Pizza Hut dips into the Detroit deep dish deep end
Posted on Feb 10, 2021
We’re not afraid to say it: We hate Pizza Hut! We don’t like it. Of the big pizza chains they are the worst. Domino’s is okay, we adore Little Caesars, Papa John’s we’ve never had and don’t care to try, but Pizza Hut is just plain garbage. It’s greasy, it’s overpriced, its pizza sauce is so acidic it could burn through steel, it’s SO greasy, we hate it! It’s bad.
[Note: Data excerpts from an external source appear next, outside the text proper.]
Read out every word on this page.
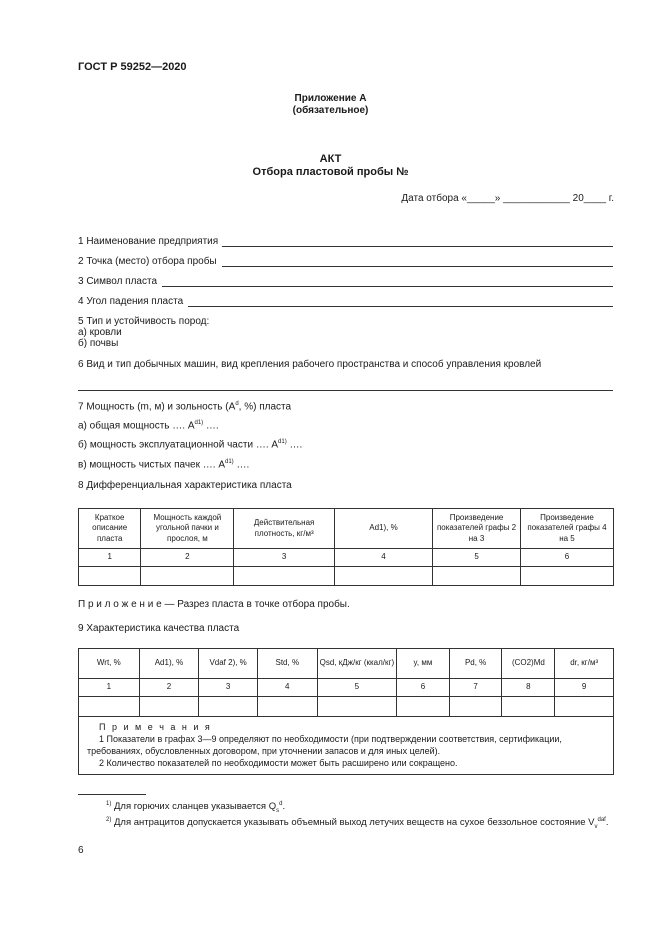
ГОСТ Р 59252—2020
Приложение А
(обязательное)
АКТ
Отбора пластовой пробы №
Дата отбора «_____» ____________ 20____ г.
1 Наименование предприятия
2 Точка (место) отбора пробы
3 Символ пласта
4 Угол падения пласта
5 Тип и устойчивость пород:
а) кровли
б) почвы
6 Вид и тип добычных машин, вид крепления рабочего пространства и способ управления кровлей
7 Мощность (m, м) и зольность ($A^d$, %) пласта
а) общая мощность …. $A^{d1)}$ ….
б) мощность эксплуатационной части …. $A^{d1)}$ ….
в) мощность чистых пачек …. $A^{d1)}$ ….
8 Дифференциальная характеристика пласта
Краткое описание пласта	Мощность каждой угольной пачки и прослоя, м	Действительная плотность, кг/м³	Ad1), %	Произведение показателей графы 2 на 3	Произведение показателей графы 4 на 5
1	2	3	4	5	6

П р и л о ж е н и е — Разрез пласта в точке отбора пробы.
9 Характеристика качества пласта
Wrt, %	Ad1), %	Vdaf 2), %	Std, %	Qsd, кДж/кг (ккал/кг)	y, мм	Pd, %	(CO2)Мd	dr, кг/м³
1	2	3	4	5	6	7	8	9

П р и м е ч а н и я
1 Показатели в графах 3—9 определяют по необходимости (при подтверждении соответствия, сертификации, требованиях, обусловленных договором, при уточнении запасов и для иных целей).
2 Количество показателей по необходимости может быть расширено или сокращено.								
$^{1)}$ Для горючих сланцев указывается $Q_s^d$.
$^{2)}$ Для антрацитов допускается указывать объемный выход летучих веществ на сухое беззольное состояние $V_v^{daf}$.
6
Yes, we know we’re weird for putting Little Caesars above Pizza Hut. But Pizza Hut is so baaad though! So please understand that it took something as radical as introducing Detroit-Style Pizza to their menu to get us to eat there again. We love Detroit deep dish. Little Caesars introduced it to us, and it’s everything that we expected deep dish pizza to be: the fluffy, chewy crust, the X-Tra Cheese, the ladlefuls of sauce… Oh it’s the best kind of pizza there is, and so much better than Chicago’s tomato casserole excuse for a pizza.
What choice did we have? If Pizza Hut was going to be the second big pizza place to get into Detroit pizza, we knew it would be the perfect opportunity for seeing where the sublime meets the mundane. Could Pizza Hut hope to pull this regional variation off?
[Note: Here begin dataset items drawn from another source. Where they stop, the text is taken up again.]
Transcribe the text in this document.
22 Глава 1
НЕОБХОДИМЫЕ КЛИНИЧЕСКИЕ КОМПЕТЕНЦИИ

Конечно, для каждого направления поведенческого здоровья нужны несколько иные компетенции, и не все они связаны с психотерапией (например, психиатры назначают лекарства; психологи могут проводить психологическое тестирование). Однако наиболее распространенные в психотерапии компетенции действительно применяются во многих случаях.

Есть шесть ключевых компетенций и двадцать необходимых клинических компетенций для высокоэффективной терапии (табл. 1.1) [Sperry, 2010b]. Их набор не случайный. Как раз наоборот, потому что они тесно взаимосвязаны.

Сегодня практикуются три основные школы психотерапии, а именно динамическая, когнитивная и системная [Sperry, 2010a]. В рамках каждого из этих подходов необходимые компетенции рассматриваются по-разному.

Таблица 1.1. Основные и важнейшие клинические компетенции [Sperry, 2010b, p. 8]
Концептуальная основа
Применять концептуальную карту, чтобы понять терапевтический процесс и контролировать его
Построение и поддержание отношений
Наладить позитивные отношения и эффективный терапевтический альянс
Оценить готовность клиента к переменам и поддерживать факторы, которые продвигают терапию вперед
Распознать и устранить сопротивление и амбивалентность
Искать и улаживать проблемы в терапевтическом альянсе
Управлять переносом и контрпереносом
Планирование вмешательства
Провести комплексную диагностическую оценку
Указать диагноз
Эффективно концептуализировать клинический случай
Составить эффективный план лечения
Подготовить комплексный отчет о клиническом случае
We hadn’t ordered from Pizza Hut in a very long time, so we were surprised that our location had transitioned entirely to curbside pickup. This is a good thing, we think. We like not even having to get out of our car to get a pizza, but we feel bad for the employees. It gets very cold here! There should be a kind of tube you attach to your car window, like an old drive-in theater speaker.
First off, this pizza cost twelve dollars. That’s way more than we are normally comfortable paying for a major chain pizza. We like to get those $5.99 deals, or better yet, shop at a place like $5 Pizza and get a large pie for (you guessed it) five dollars. This is also a small pizza. It’s about three-quarters the size of a regular large pie, though we guess that’s just raw square surface area and the extra thickness of the crust makes up for that. For reference, the deep dish pizza at Little Caesars costs nine dollars. We could get a “Three Meat Treat” deep dish for the same price, where at Pizza Hut you only get pepperoni. We would never, ever get this pie for an everyday supper! I mean, at Little Caesars you can get the $5 lunch combo with four slices of deep dish and a soda!
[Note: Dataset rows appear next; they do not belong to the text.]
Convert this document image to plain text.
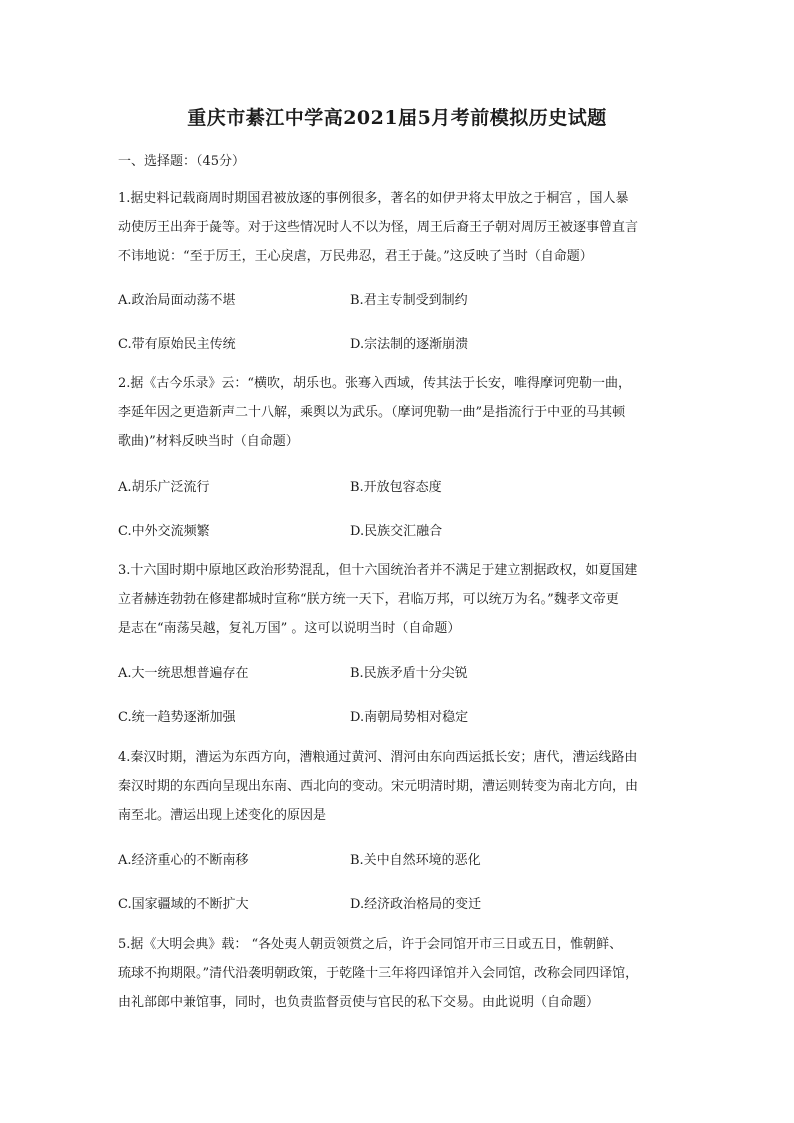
重庆市綦江中学高2021届5月考前模拟历史试题
一、选择题：（45分）
1.据史料记载商周时期国君被放逐的事例很多，著名的如伊尹将太甲放之于桐宫 ，国人暴
动使厉王出奔于彘等。对于这些情况时人不以为怪，周王后裔王子朝对周厉王被逐事曾直言
不讳地说：“至于厉王，王心戾虐，万民弗忍，君王于彘。”这反映了当时（自命题）
A.政治局面动荡不堪	B.君主专制受到制约
C.带有原始民主传统	D.宗法制的逐渐崩溃
2.据《古今乐录》云：“横吹，胡乐也。张骞入西域，传其法于长安，唯得摩诃兜勒一曲，
李延年因之更造新声二十八解，乘舆以为武乐。（摩诃兜勒一曲”是指流行于中亚的马其顿
歌曲)”材料反映当时（自命题）
A.胡乐广泛流行	B.开放包容态度
C.中外交流频繁	D.民族交汇融合
3.十六国时期中原地区政治形势混乱，但十六国统治者并不满足于建立割据政权，如夏国建
立者赫连勃勃在修建都城时宣称“朕方统一天下，君临万邦，可以统万为名。”魏孝文帝更
是志在“南荡吴越，复礼万国” 。这可以说明当时（自命题）
A.大一统思想普遍存在	B.民族矛盾十分尖锐
C.统一趋势逐渐加强	D.南朝局势相对稳定
4.秦汉时期，漕运为东西方向，漕粮通过黄河、渭河由东向西运抵长安；唐代，漕运线路由
秦汉时期的东西向呈现出东南、西北向的变动。宋元明清时期，漕运则转变为南北方向，由
南至北。漕运出现上述变化的原因是
A.经济重心的不断南移	B.关中自然环境的恶化
C.国家疆域的不断扩大	D.经济政治格局的变迁
5.据《大明会典》载： “各处夷人朝贡领赏之后，许于会同馆开市三日或五日，惟朝鲜、
琉球不拘期限。”清代沿袭明朝政策，于乾隆十三年将四译馆并入会同馆，改称会同四译馆，
由礼部郎中兼馆事，同时，也负责监督贡使与官民的私下交易。由此说明（自命题）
The pizza is constructed in a different way from the norm. The cheese is directly on the crust, then on goes the pepperoni, then a big old spoonful of tomato sauce is ladled on top. Deep dish is almost always more sauce-forward than the regular kind of pizza. It’s too bad that Pizza Hut’s sauce was invented as a scam to sell more antacids. The pepperoni used in these pizzas is also different: it’s the “cup” kind of pepperoni that’s cut thicker allowing the slices to curl into little crispy bowls of grease. This works great with the sauce-on-top method, because the pepperoni cups collect the sauce and make little bombs of oil and tomato in your mouth.
The thing that makes Detroit style pizza so good is its crust. It’s a thick, chewy crust, baked in a square pan (according to legend it used to be baked in spare oil pans). Pizza Hut delivers on this front. The crust was perfectly crisp on the outside, chewy on the inside, and warm and fluffy throughout. Honestly, we really liked this pizza. It was an acid bomb, but in a good way. Combined directly with the pepperoni grease, the tomato sauce was more flavorful than usual, and the cheese being directly on the bread kept the crust springy and soft.
However, we wouldn’t get this pizza again. Yeah, we liked it a lot, but it’s really not worth that kind of price. We can get pizza just good enough at Little Caesars with half the indigestion. Why bother with Pizza Hut prices for Pizza Hut quality ‘za?
If there’s anything we can say, it’s that we’re really excited that Detroit-style pizza might be hitting the mainstream. We really wish it had been a different chain to be the second to this fad. At least Little Caesars is a real Detroit-based company.